I am critically engaging with sculpture and performance, exploring the relationship between art and protest and their intended contexts. This project will focus on two key elements: firstly, the location of Parliament Square as a historically poignant yet misunderstood site for political voice and demonstration with discussion of the site’s role in transforming legislative and political influence within wider protest; this is the site for the activation of the contraption. The site was used to examine the degradation of rights imposed on protestors and activists such as Brian Haw in areas around parliamentary governance and operation through understanding how the Police Reform and Social Responsibility Act 2011 and the Serious Organised Crime and Police Act 2005 helped vilify peaceful protest. The contraption pays testament to the harsh conditions which have been forced upon protestors as a result of exercising ‘freedom of speech’ and basic peaceful protest rights. Secondly, through the lens of critical appropriation, the role of Mark Wallinger’s ‘State Britain’, a replica curation of Brian Haw’s Parliament Square protest housed as a temporary exhibition in the Tate Britain Museum. The reference of this installation forms the narrative for conversation around the indifference between ‘protest’ or ‘art’, and what dictates a change in enforcement from ‘policing’ to ‘protection and expression’.

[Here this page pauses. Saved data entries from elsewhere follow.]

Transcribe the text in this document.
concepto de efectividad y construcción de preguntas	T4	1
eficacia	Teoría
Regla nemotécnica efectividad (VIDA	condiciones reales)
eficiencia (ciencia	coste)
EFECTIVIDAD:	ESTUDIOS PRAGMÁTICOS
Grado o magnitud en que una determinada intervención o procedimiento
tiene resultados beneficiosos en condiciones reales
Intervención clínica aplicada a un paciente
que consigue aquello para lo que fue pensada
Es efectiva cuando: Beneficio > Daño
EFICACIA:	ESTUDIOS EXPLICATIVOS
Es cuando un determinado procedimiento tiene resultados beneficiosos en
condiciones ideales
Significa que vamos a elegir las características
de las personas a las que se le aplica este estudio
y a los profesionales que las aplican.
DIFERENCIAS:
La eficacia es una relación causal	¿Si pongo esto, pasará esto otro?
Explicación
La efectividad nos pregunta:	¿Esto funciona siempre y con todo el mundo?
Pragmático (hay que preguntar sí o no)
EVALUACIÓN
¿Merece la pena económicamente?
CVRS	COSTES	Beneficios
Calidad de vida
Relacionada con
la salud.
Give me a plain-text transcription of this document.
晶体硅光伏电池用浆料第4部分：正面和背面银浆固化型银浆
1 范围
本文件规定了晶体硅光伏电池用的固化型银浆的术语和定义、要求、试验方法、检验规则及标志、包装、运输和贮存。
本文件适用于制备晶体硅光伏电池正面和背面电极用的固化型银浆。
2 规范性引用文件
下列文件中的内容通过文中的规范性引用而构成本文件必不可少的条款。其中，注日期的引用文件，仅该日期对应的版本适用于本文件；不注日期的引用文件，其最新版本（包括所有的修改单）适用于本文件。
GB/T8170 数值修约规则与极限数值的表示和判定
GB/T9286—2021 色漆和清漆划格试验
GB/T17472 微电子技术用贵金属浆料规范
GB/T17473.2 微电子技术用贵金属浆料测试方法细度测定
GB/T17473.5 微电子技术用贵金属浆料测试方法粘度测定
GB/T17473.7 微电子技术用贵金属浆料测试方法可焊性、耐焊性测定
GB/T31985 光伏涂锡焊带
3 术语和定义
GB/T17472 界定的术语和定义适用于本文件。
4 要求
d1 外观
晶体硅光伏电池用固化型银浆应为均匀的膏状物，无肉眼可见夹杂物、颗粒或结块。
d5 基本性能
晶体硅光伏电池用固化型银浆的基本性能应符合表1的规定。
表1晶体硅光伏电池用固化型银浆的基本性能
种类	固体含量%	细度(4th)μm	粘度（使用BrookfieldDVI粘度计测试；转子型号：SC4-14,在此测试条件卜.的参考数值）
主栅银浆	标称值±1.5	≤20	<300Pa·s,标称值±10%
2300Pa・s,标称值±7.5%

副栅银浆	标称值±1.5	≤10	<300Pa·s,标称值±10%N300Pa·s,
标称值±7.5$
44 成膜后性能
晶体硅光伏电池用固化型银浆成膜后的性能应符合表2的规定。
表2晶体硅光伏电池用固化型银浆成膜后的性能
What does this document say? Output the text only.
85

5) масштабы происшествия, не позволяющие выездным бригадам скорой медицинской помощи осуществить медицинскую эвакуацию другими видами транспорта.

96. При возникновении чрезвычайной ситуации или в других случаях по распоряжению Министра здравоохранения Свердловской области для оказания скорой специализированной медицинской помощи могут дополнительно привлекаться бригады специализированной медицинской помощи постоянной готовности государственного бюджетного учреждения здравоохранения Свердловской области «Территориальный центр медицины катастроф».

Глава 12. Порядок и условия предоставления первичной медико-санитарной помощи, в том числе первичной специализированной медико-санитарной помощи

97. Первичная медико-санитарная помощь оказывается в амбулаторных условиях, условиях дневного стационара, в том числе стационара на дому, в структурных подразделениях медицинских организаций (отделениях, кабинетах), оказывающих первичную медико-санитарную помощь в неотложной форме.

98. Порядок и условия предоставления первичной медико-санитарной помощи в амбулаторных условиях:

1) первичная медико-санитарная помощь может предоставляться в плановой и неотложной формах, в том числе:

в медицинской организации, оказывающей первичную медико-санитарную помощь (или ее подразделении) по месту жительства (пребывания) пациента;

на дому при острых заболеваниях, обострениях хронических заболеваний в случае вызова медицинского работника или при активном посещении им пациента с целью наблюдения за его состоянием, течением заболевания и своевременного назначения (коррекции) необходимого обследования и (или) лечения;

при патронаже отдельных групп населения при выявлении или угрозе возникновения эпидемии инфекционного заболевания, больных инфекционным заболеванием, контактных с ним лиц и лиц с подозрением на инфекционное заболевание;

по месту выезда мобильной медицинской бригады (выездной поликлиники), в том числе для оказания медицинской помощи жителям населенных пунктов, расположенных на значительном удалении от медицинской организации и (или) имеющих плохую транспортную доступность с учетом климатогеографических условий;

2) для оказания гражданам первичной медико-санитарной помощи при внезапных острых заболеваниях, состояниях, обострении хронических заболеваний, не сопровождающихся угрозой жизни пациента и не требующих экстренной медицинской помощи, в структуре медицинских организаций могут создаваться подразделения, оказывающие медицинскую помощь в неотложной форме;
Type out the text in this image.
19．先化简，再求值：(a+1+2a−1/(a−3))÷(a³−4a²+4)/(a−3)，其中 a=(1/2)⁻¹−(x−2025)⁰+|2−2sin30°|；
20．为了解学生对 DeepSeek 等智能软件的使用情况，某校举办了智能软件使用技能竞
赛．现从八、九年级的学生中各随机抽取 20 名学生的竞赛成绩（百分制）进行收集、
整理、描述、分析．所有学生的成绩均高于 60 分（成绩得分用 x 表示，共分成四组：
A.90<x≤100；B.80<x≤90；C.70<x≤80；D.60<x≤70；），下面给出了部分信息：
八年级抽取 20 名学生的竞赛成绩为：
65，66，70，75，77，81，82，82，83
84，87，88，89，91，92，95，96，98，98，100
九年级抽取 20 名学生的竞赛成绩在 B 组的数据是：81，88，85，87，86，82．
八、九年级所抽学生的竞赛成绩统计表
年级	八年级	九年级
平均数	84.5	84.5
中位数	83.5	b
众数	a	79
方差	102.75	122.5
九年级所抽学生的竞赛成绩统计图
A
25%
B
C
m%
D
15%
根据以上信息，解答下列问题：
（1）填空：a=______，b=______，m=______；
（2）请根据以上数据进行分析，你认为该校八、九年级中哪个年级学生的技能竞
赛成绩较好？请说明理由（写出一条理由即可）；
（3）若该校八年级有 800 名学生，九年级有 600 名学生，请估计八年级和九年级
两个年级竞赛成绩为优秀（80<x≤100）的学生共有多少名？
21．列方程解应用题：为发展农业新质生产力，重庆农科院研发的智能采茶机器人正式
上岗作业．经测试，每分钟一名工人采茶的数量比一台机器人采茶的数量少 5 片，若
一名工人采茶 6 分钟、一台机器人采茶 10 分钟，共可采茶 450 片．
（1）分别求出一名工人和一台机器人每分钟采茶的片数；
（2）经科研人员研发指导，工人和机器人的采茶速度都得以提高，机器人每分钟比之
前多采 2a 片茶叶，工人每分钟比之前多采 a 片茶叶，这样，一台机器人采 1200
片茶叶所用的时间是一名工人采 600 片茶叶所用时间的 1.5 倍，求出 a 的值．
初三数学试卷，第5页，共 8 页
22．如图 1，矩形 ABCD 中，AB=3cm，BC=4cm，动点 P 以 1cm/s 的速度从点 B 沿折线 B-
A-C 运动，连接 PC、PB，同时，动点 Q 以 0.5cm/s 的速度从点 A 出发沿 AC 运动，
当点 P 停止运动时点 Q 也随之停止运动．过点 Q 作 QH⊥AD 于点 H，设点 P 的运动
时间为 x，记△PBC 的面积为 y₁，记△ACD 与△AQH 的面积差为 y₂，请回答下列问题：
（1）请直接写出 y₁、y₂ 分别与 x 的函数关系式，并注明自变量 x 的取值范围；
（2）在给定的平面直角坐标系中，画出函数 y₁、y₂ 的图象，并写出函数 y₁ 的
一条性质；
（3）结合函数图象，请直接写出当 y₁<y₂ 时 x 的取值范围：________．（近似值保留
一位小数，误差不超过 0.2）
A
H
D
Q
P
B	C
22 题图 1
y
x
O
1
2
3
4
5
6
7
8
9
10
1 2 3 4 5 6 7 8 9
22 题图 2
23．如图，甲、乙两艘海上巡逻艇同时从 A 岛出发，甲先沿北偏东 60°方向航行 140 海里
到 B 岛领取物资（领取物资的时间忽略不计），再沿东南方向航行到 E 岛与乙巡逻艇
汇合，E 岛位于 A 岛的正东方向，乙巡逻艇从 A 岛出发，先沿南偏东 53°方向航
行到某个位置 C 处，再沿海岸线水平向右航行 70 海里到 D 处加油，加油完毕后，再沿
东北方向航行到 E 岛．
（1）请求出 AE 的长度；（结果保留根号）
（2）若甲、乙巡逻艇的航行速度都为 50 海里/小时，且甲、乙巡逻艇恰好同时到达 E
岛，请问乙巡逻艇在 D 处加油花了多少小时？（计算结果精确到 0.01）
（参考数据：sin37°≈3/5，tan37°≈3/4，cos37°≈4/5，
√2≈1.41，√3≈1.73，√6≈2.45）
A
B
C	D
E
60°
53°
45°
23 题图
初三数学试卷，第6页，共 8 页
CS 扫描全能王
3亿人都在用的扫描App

The project involves re-appropriation of Wallinger’s ‘State Britain’ exhibition at the Tate; a historically significant venue built on the exploitation of colonial labour that denotes authority and prominence over the work it houses. Now, widely symbolised as a progressive institution, yet currently struggling to pay its employees a living wage raises questions to the importance of location and context and what gives immunity to controversial content, especially one that contravenes legislation. This leads to debate as to whether the location and venue of protest material is conditional on political impact, in this case masqueraded by the Tate’s geographical prominence and societal significance. Reconstituting this act of appropriation which originally appropriated Brian Haws encampment on Parliament Square gardens will enable a direct re-application of contextual parameters and psychological barriers, posing an opportunity to reconstruct protest in a way that responds to existing conditions and opportunities enacted deliberately around Parliament Square.